We’re delighted to bring you the second instalment in our Reading Life series, a look into the books at the heart of American author Karen E. Bender’s life and work.
Karen E. Bender is the author of the story collection Refund, which was a Finalist for the 2015 National Book Award and shortlisted for the Frank O’Connor International Short Story Award. She is also the author of the novels Like Normal People and A Town of Empty Rooms. Her stories have appeared in magazines including The New Yorker, Granta, Zoetrope, Ploughshares, The Harvard Review, and Guernica.They have been reprinted in Best American Short Stories, Best American Mystery Stories and New Stories from the South. She is the Distinguished Visiting Professor of Creative Writing at Hollins University and Fiction Editor of Scoundrel Time magazine.
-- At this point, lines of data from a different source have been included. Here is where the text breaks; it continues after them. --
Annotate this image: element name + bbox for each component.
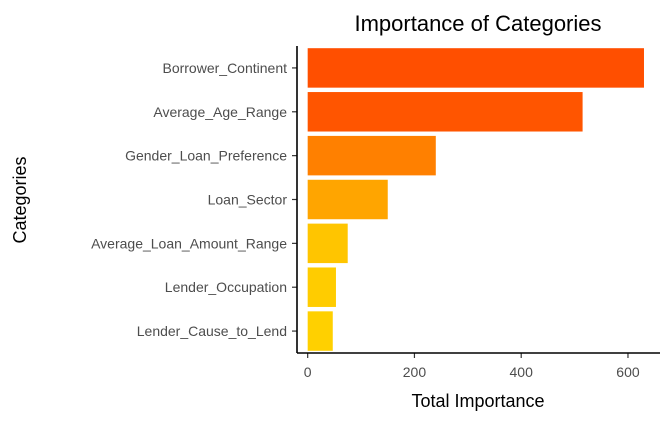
y-axis-title: Categories xyxy=(10,156,30,243)
x-tick-label: 600 xyxy=(616,364,640,380)
bar-gender-loan-preference xyxy=(307,135,436,176)
bars-group xyxy=(307,48,644,351)
chart-title: Importance of Categories xyxy=(354,11,601,36)
y-tick-labels: Borrower_Continent Average_Age_Range Gende… xyxy=(91,60,297,339)
x-tick-label: 200 xyxy=(403,364,427,380)
x-axis-title: Total Importance xyxy=(411,391,544,411)
y-tick-label: Lender_Occupation xyxy=(165,279,287,295)
y-tick-label: Lender_Cause_to_Lend xyxy=(137,323,287,339)
y-tick-label: Borrower_Continent xyxy=(162,60,287,76)
bar-lender-occupation xyxy=(307,267,336,307)
bar-average-age-range xyxy=(307,92,583,132)
y-tick-label: Average_Age_Range xyxy=(153,104,287,120)
y-tick-label: Average_Loan_Amount_Range xyxy=(91,235,287,251)
y-tick-label: Loan_Sector xyxy=(208,192,288,208)
x-tick-label: 0 xyxy=(304,364,312,380)
x-ticks: 0 200 400 600 xyxy=(304,353,640,380)
bar-loan-sector xyxy=(307,179,388,220)
bar-average-loan-amount-range xyxy=(307,223,348,264)
bar-borrower-continent xyxy=(307,48,644,88)
y-tick-label: Gender_Loan_Preference xyxy=(125,148,287,164)
bar-lender-cause-to-lend xyxy=(307,311,333,351)
x-tick-label: 400 xyxy=(510,364,534,380)
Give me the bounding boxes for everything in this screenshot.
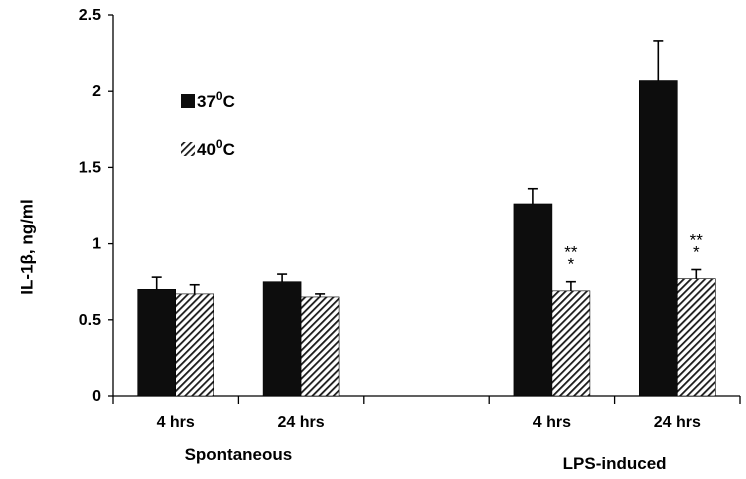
bar-s1-c3 (551, 290, 591, 397)
significance-mark-0-1: * (568, 255, 575, 274)
legend-label-37c: 370C (197, 89, 235, 111)
x-category-label-1: 24 hrs (278, 414, 325, 431)
y-tick-label-5: 2.5 (79, 7, 101, 24)
legend-label-37c-value: 37 (197, 92, 216, 111)
bar-s0-c4 (638, 80, 678, 397)
legend-label-37c-degree: 0 (216, 89, 223, 103)
bar-s0-c0 (137, 289, 176, 397)
y-tick-label-3: 1.5 (79, 159, 101, 176)
bar-s1-c0 (175, 293, 214, 397)
group-label-1: LPS-induced (563, 454, 667, 473)
legend-label-40c-degree: 0 (216, 137, 223, 151)
legend-swatch-40c (181, 142, 195, 156)
bar-s0-c1 (262, 281, 302, 397)
y-axis-title: IL-1β, ng/ml (17, 199, 36, 294)
group-label-0: Spontaneous (185, 445, 293, 464)
legend-label-40c: 400C (197, 137, 235, 159)
legend-label-40c-unit: C (223, 140, 235, 159)
x-category-label-3: 4 hrs (533, 414, 571, 431)
x-category-label-4: 24 hrs (654, 414, 701, 431)
significance-mark-1-0: ** (690, 231, 704, 250)
significance-mark-0-0: ** (564, 243, 578, 262)
significance-mark-1-1: * (693, 243, 700, 262)
bar-s1-c4 (676, 278, 716, 397)
bar-s1-c1 (300, 296, 340, 397)
x-category-label-0: 4 hrs (157, 414, 195, 431)
legend-label-37c-unit: C (223, 92, 235, 111)
plot-area: 0 0.5 1 1.5 2 2.5 4 hrs 24 hrs 4 hrs 24 hrs Sponta… (79, 7, 741, 473)
y-tick-label-0: 0 (92, 388, 101, 405)
bar-s0-c3 (513, 203, 553, 397)
y-tick-label-1: 0.5 (79, 312, 101, 329)
y-tick-label-4: 2 (92, 83, 101, 100)
legend-swatch-37c (181, 94, 195, 108)
legend-label-40c-value: 40 (197, 140, 216, 159)
y-tick-label-2: 1 (92, 236, 101, 253)
legend: 370C 400C (181, 89, 235, 159)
What author do you wish were more well known?
I’m always surprised that Carson McCullers, the great Southern writer from the 1940s, isn’t as well known as, say, William Faulkner or Flannery O’Connor today. The Heart is a Lonely Hunter is a magnificent book-that she wrote when she was in her early twenties. In it, she inhabits a range of characters from a small town with so much compassion and insight. The Member of the Wedding is the deepest and most poignant portrayal of a young teenage girl that I’ve ever read—she takes Frankie’s concerns so seriously. She writes with enormous heart. Everyone should read her.
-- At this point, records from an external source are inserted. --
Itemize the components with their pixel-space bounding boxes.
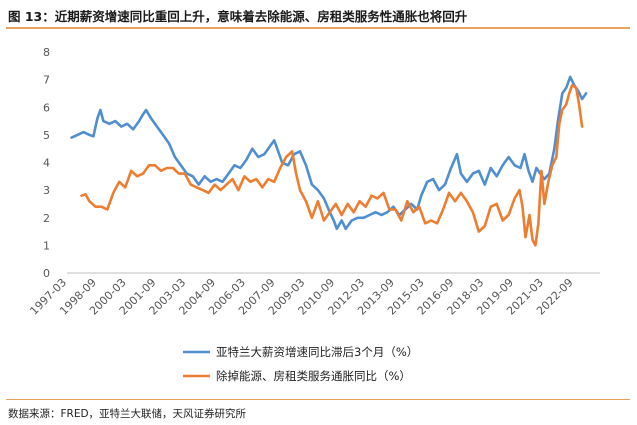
title-divider bbox=[6, 27, 630, 29]
series-line-1 bbox=[70, 75, 588, 231]
y-tick-label: 7 bbox=[43, 74, 50, 87]
legend: 亚特兰大薪资增速同比滞后3个月（%） 除掉能源、房租类服务通胀同比（%） bbox=[183, 345, 418, 383]
source-note: 数据来源：FRED，亚特兰大联储，天风证券研究所 bbox=[8, 408, 247, 420]
y-tick-label: 6 bbox=[43, 101, 50, 114]
y-axis: 0 1 2 3 4 5 6 7 8 bbox=[43, 46, 50, 280]
y-tick-label: 0 bbox=[43, 267, 50, 280]
y-tick-label: 1 bbox=[43, 239, 50, 252]
y-tick-label: 3 bbox=[43, 184, 50, 197]
footer-divider bbox=[6, 399, 630, 400]
y-tick-label: 5 bbox=[43, 129, 50, 142]
y-tick-label: 4 bbox=[43, 157, 50, 170]
legend-label-2: 除掉能源、房租类服务通胀同比（%） bbox=[216, 369, 411, 383]
line-chart: 0 1 2 3 4 5 6 7 8 1997-031998-092000-032001-0920… bbox=[27, 46, 600, 383]
y-tick-label: 2 bbox=[43, 212, 50, 225]
y-tick-label: 8 bbox=[43, 46, 50, 59]
series-group bbox=[70, 75, 588, 247]
x-axis: 1997-031998-092000-032001-092003-032004-… bbox=[27, 272, 600, 318]
legend-label-1: 亚特兰大薪资增速同比滞后3个月（%） bbox=[216, 345, 418, 359]
series-line-2 bbox=[80, 83, 584, 247]
figure-title: 图 13：近期薪资增速同比重回上升，意味着去除能源、房租类服务性通胀也将回升 bbox=[8, 9, 468, 24]
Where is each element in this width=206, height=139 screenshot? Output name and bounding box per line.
I also wish more people read the stories of Stanley Elkin; Criers and Kibitzers, Kibitzers and Criers is a fantastic, weird, satirical, story collection. He wrote from the 1960s to the 1990s and “I Look Out For Ed Wolfe” was really a formative story for me.
What are you reading now?
Right now I’m reading Mrs. Dalloway by Virginia Woolf, because I needed to connect with her long, luxurious sentences. Can I just quote this paragraph? Clarissa Dalloway, sewing a dress:
“Quiet descended on her, calm, content, as her needle, drawing the silk smoothly to its gentle pause, collected the green folds together and attached them, very lightly, to the belt. So on a summer’s day waves collect, overbalance, and fall; collect and fall; and the whole world seems to be saying “that is all” more and more ponderously, until even the heart in the body which lies in the sun on the beach says it too. That is all. Fear no more, says the heart. Fear no more, says the heart, committing its burden to some sea, which sighs collectively for all sorrows and renews, begins, collects, lets fall. And the body alone listens to the passing bee; the wave breaking; the dog barking, far away barking and barking.”
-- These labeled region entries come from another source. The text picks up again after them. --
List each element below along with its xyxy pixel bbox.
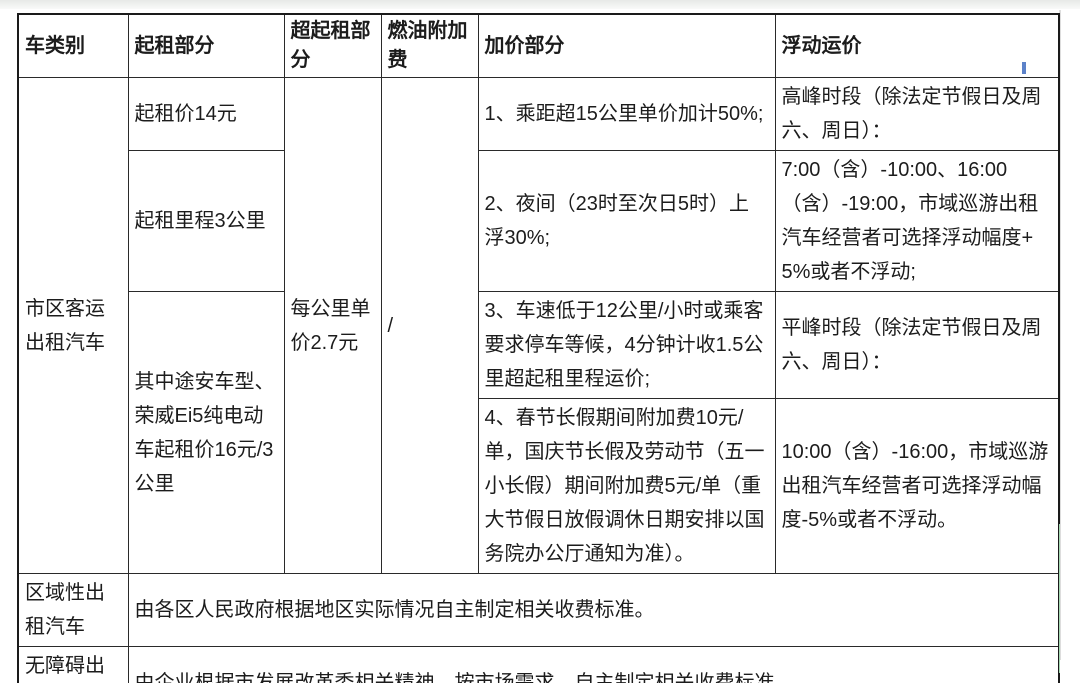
cell-fuel-surcharge: / (380, 77, 479, 574)
cell-ev-base-price: 其中途安车型、荣威Ei5纯电动车起租价16元/3公里 (127, 291, 285, 574)
accessible-row: 无障碍出租汽车 由企业根据市发展改革委相关精神，按市场需求，自主制定相关收费标准… (17, 646, 1060, 683)
city-row-1: 市区客运出租汽车 起租价14元 每公里单价2.7元 / 1、乘距超15公里单价加… (17, 77, 1060, 574)
cell-regional-policy: 由各区人民政府根据地区实际情况自主制定相关收费标准。 (127, 573, 1060, 647)
header-over-base-fare: 超起租部分 (283, 13, 382, 78)
cell-markup-1: 1、乘距超15公里单价加计50%; (477, 77, 776, 151)
taxi-fare-table: 车类别 起租部分 超起租部分 燃油附加费 加价部分 浮动运价 市区客运出租汽车 … (17, 13, 1060, 683)
cell-markup-3: 3、车速低于12公里/小时或乘客要求停车等候，4分钟计收1.5公里超起租里程运价… (477, 291, 776, 399)
header-fuel-surcharge: 燃油附加费 (380, 13, 479, 78)
table-right-shadow (1059, 10, 1061, 660)
header-vehicle-category: 车类别 (17, 13, 129, 78)
cell-markup-4: 4、春节长假期间附加费10元/单，国庆节长假及劳动节（五一小长假）期间附加费5元… (477, 398, 776, 574)
cell-floating-3: 平峰时段（除法定节假日及周六、周日）： (774, 291, 1060, 399)
cell-floating-2: 7:00（含）-10:00、16:00（含）-19:00，市域巡游出租汽车经营者… (774, 150, 1060, 292)
regional-row: 区域性出租汽车 由各区人民政府根据地区实际情况自主制定相关收费标准。 (17, 573, 1060, 647)
header-row: 车类别 起租部分 超起租部分 燃油附加费 加价部分 浮动运价 (17, 13, 1060, 78)
cell-accessible-policy: 由企业根据市发展改革委相关精神，按市场需求，自主制定相关收费标准。 (127, 646, 1060, 683)
cell-floating-4: 10:00（含）-16:00，市域巡游出租汽车经营者可选择浮动幅度-5%或者不浮… (774, 398, 1060, 574)
header-markup: 加价部分 (477, 13, 776, 78)
selection-highlight-right (1059, 524, 1060, 673)
city-row-4: 4、春节长假期间附加费10元/单，国庆节长假及劳动节（五一小长假）期间附加费5元… (18, 398, 1060, 574)
cell-regional-category: 区域性出租汽车 (17, 573, 129, 647)
cell-base-mileage: 起租里程3公里 (127, 150, 285, 292)
top-edge-shade (0, 0, 1080, 9)
cell-per-km-price: 每公里单价2.7元 (283, 77, 382, 574)
header-floating-fare: 浮动运价 (774, 13, 1060, 78)
city-row-3: 其中途安车型、荣威Ei5纯电动车起租价16元/3公里 3、车速低于12公里/小时… (18, 291, 1060, 574)
cell-markup-2: 2、夜间（23时至次日5时）上浮30%; (477, 150, 776, 292)
cell-floating-1: 高峰时段（除法定节假日及周六、周日）： (774, 77, 1060, 151)
cell-base-price: 起租价14元 (127, 77, 285, 151)
cell-accessible-category: 无障碍出租汽车 (17, 646, 129, 683)
city-row-2: 起租里程3公里 2、夜间（23时至次日5时）上浮30%; 7:00（含）-10:… (18, 150, 1060, 292)
cell-city-category: 市区客运出租汽车 (17, 77, 129, 574)
text-cursor (1022, 62, 1026, 74)
header-base-fare: 起租部分 (127, 13, 285, 78)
Oh, that sentence. The best sentences are the writers’ words buoyant, floating on air. The air is the writer’s soul. The words are there, supported by that soul, that singular perception. As a reader, I can feel that tension when I read some beautifully constructed sentences. There are so many ways to create buoyancy. There’s this, from The Member of the Wedding, which I just mentioned:
“It happened that green and crazy summer when Frankie was twelve years old. This was the summer when for a long time she had not been a member. She belonged to no club and was a member of nothing in the world.”
As a writer, I need to read sentences so I feel happy in the world. I’m drawn to work with the sentences that feel buoyant somehow. And I’m drawn into the characters and story, of course, absolutely, but what I want first is to pick up a book and read the sentences and feel that they are floating on the soul of the writer.
Also, of course, and especially now, journalism-The New York Times, Washington Post, LA Times, The NewYorker, Mother Jones. I read articles online. To connect with writing based on fact is essential. Everyone needs to be reading these–and all legitimate news sources–now. To be truly informed is to be a good citizen.
What do you most like reading?
In terms of form, I am most drawn to reading fiction, short stories and novels. I love the mysterious way in which fiction brings me into the world of a person very different from me in various ways, or perhaps living in a very distant time, and how I can be enhanced by or understand or be understood by a character. I was recently reading Don Quixote for the first time and I was struck by how funny he was in his self-delusion and how contemporary his grandiosity is today. But I also love reading nonfiction, and am especially drawn to personal memoir, to see how people survive a variety of situations. Maybe that’s another reason I read—to see how people endure situations, to inhabit, briefly, so many forms of courage.
When do you read?
I juggle many things in my life—my own writing, motherhood, teaching—so I read whenever I can. I bring books to read when I wait for my child at her various lessons. I read in the bathtub, I read at night, before I go to sleep. The calm when I read is the best thing ever. I feel everything slowing down, I feel centered by the words, the characters, the story, the sentences. The world can be going insane in its various ways, but it is so simple and calming, being here, in the quiet, with this wonderful being, a book.